Poetry Sunday: “Ink on Paper,” by Judy Halebsky

[From the WVFC Poetry Archive. First Published September 8, 2019.]
First published in Tree Line (New Issues 2014). Reprinted here with permission of the press and available for order here.
Judy Halebsky is the author of Tree Line and Sky=Empty, which won the New Issues Prize. Born and raised in Halifax, Nova Scotia, she moved to California to study poetry at Mills College. On fellowships from the Japanese Ministry of Culture, she lived in Japan for five years. She has co-translated poetry by Yuka Tsukagoshi and Mizuho Ishida from Japanese into English. Most recently, she has written essays on Moth-style storytelling and her memories of studying poetry with Chana Bloch. Her poems have appeared in APR, Zyzzyva, Cincinnati Review,and elsewhere. She is an associate professor at the Dominican University of California and lives in Oakland with her nature-guide spouse and young daughter. Author photo credit: Chase Clow.
Video artist Adriane Little made a video of this poem read by the author that you can view here.

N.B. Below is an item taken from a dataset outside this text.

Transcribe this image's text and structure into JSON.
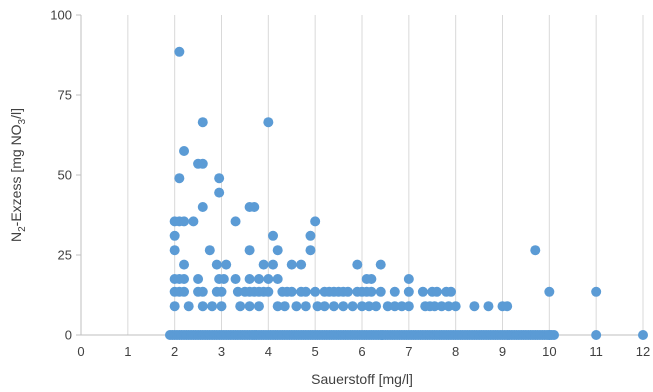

An article about Tree Line appears here and areview appears here.
Poet’s Note
I wrote this poem while in residency at the MacDowell Colony when I was moving between places. I had just left Sacramento, a community of friends and poets who I would dearly miss, and was about to move to Tokyo on a fellowship to study at Hosei University. So, the idea of impermanence and memory are important in the poem. In Tokyo, I trained in Noh theatre and Butoh dance and also connected with a handful of poets. Noh, like a number of arts influenced by Zen Buddhism, is generally taught one-on-one, from teacher to student. It emphasizes body-to-body transmission over verbal explanation. There’s an idea that explaining things in words is inaccurate, and for real understanding, the knowledge must pass from one person to another. This idea has illuminated many aspects of my life. Most directly, the unarticulated experience of the body is a large part of poetry writing. This includes what we can’t put into words or hasn’t yet been put into words. A poem takes off when it tells me something that I had felt but I hadn’t spoken or thought.